Processies en lijkstoeten ging hij devotelijk vooraf, al schreiend in een rode zakdoek zijn pet in de ene hand, een grote rozenkrans in de andere. De ordedienst was dan veelal genoodzaakt de luidkeels protesterende Natus naar 't Zwaantje in de Leiestraat op te brengen, waar hij tot na afloop van de stoet werd vastgehouden. Wanneer een student zijn laatste examens had afgelegd en een titel van dokter in de medicijnen of rechten bekwam stond Natus deze op te wachten aan het station. Natus gaf een groet met zijn hoed tot tegen de grond en driemaal diep buigend haalde hij zijn beste frans uit om komplimentjes te geven. Daarna vergezelde hij als een beschermengel de gediplomeerde tot aan zijn woonst waar hem een geschenk of een stuk van vijf frank geboden werd.
Hieronder, Natus een tweetal jaar voor zijn dood. De oprichting van het Groeninge-monument in 1906. “De Maagd van Vlaanderen” staat klaar om op de sokkel geplaatst te worden.
Hij was veel te vinden in de omgeving van het station waar hij de reizigers hielp met de bagage en hen wegwijs maakte in Kortrijk. De Grote Markt kende ook veel zijn aanwezigheid en was hij o.m. de trouwe bewaker van het Monseigneur De Haerne-monument op de Botermarkt. Bij valavond ging hij op de Grote Markt de vensterluiken sluiten van het huis van vrederechter De Blauwe.
Zijn niet te stuiten dienstbaarheid is Natus eens noodlottig geweest. Op 19 augustus 1895 werd op de Grote Markt, vlak voor Patria, het De Haerne-standbeeld onthuld. Dag en nacht hield Natus er de wacht. Op een avond in september naderde een groep van vijf dronken Overleienaars het standbeeld en dat vond Natus niet goed. Hij kreeg van een van de mannen een stoot en er ontstond een gevecht in regel, waarbij Natus de top van zijn neus werd afgebeten. Hij bleef nog de hele nacht ter plekke, bloedend en met de afgebroken brok van zijn neus in de hand. In het hospitaal werd hij verpleegd.
Hieronder Natus voor het station te Kortrijk op de “Place des Eperons d’Or” ofte Guldensporenplein zoals het toen noemde. Steeds met de onafscheidelijke stok. Reizigers op de achtergrond staan Nantus verwonderd aan te kijken.
Hij stelde zich ongevraagd ten dienste.
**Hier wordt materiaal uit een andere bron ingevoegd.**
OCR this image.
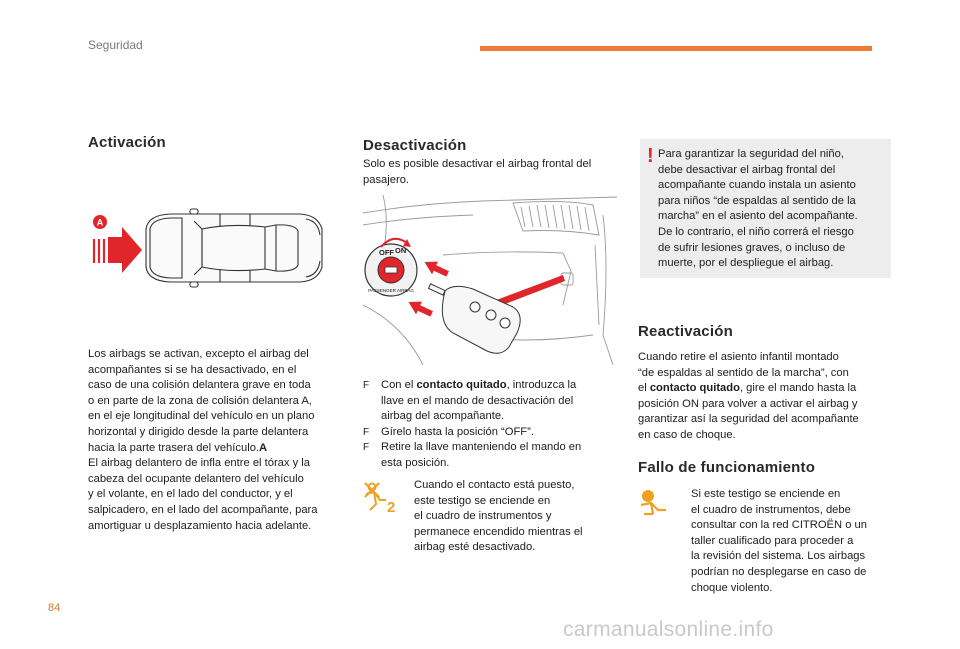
Seguridad
Activación
A

Los airbags se activan, excepto el airbag del

acompañantes si se ha desactivado, en el

caso de una colisión delantera grave en toda

o en parte de la zona de colisión delantera A,

en el eje longitudinal del vehículo en un plano

horizontal y dirigido desde la parte delantera

hacia la parte trasera del vehículo.A

El airbag delantero de infla entre el tórax y la

cabeza del ocupante delantero del vehículo

y el volante, en el lado del conductor, y el

salpicadero, en el lado del acompañante, para

amortiguar u desplazamiento hacia adelante.

Desactivación

Solo es posible desactivar el airbag frontal del

pasajero.

OFF ON
PASSENGER AIRBAG
F	Con el contacto quitado, introduzca la

llave en el mando de desactivación del

airbag del acompañante.

F	Gírelo hasta la posición “OFF”.

F	Retire la llave manteniendo el mando en

esta posición.

2

Cuando el contacto está puesto,

este testigo se enciende en

el cuadro de instrumentos y

permanece encendido mientras el

airbag esté desactivado.

! Para garantizar la seguridad del niño,

debe desactivar el airbag frontal del

acompañante cuando instala un asiento

para niños “de espaldas al sentido de la

marcha” en el asiento del acompañante.

De lo contrario, el niño correrá el riesgo

de sufrir lesiones graves, o incluso de

muerte, por el despliegue el airbag.

Reactivación

Cuando retire el asiento infantil montado

“de espaldas al sentido de la marcha”, con

el contacto quitado, gire el mando hasta la

posición ON para volver a activar el airbag y

garantizar así la seguridad del acompañante

en caso de choque.

Fallo de funcionamiento

Si este testigo se enciende en

el cuadro de instrumentos, debe

consultar con la red CITROËN o un

taller cualificado para proceder a

la revisión del sistema. Los airbags

podrían no desplegarse en caso de

choque violento.

84
carmanualsonline.info
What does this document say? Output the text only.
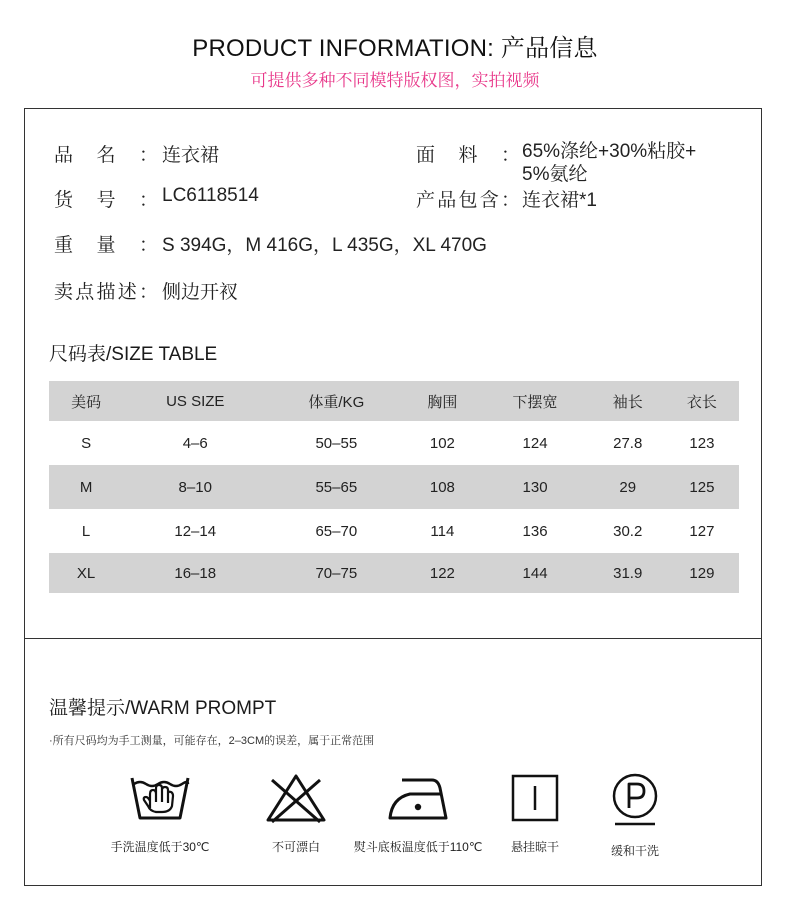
PRODUCT INFORMATION: 产品信息
可提供多种不同模特版权图，实拍视频
品名： 连衣裙
货号： LC6118514
重量： S 394G，M 416G，L 435G，XL 470G
卖点描述： 侧边开衩
面料： 65%涤纶+30%粘胶+
5%氨纶
产品包含： 连衣裙*1
尺码表/SIZE TABLE
美码	US SIZE	体重/KG	胸围	下摆宽	袖长	衣长
S	4–6	50–55	102	124	27.8	123
M	8–10	55–65	108	130	29	125
L	12–14	65–70	114	136	30.2	127
XL	16–18	70–75	122	144	31.9	129
温馨提示/WARM PROMPT
·所有尺码均为手工测量，可能存在，2–3CM的误差，属于正常范围
手洗温度低于30℃	不可漂白	熨斗底板温度低于110℃	悬挂晾干	缓和干洗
Daar mocht in de stad geen optocht en geen cavalcade, geen bruiloft en geen gelag plaats hebben of Natus Beurze stapte trots vooraan, zijn jas behangen met allerlei soorten medailles van heiligen, van paardenfeesten en veeprijskampen. Aan de kop van de stoet, voor het muziekkorps, ontpopte hij zich tot een ernstig tamboer-majoor. Rondom had hij telkens een zwerm uitgelaten jongens die plezier hadden met zijn zotte manieren. Werken deed hij niet; alleen nu en dan een karwei of wat boodschappen doen om een fooi te verdienen. Hij fungeerde ook als ‘brandwacht’ die met de slogan ‘Brand! Menschen! Brand!’ het volk inlichtte over een noodsituatie. Al was Natus een zonderling, hij had een goed karakter en hij was bij de Kortrijkzanen graag gezien.
Hieronder op een niet gekende plaats.
Natus Buzze, door wellicht iedereen graag gezien, en nog het meest door de kinderen, had een broer, Adolf Stillatus, die meer in de gevangenis heeft gezeten dan erbuiten. Enkele welmenende Kortrijkzanen bezorgden Natus een menswaardige begrafenis en zorgden voor een bidprentje met verzen door de Kortrijkse volksdichter Jules Laigneil. Hij kreeg een bidprentje met foto wat toen erg zeldzaam was, de titel onder de foto maakte hem tot een groot man “LE ROI DU PAVE COURTRAISIEN”.
Anekdotes over Natus Beurze werden lang na zijn overlijden nog mondeling doorgegeven, terwijl zijn bijnaam een algemeen verspreide sympathieke spotnaam werd.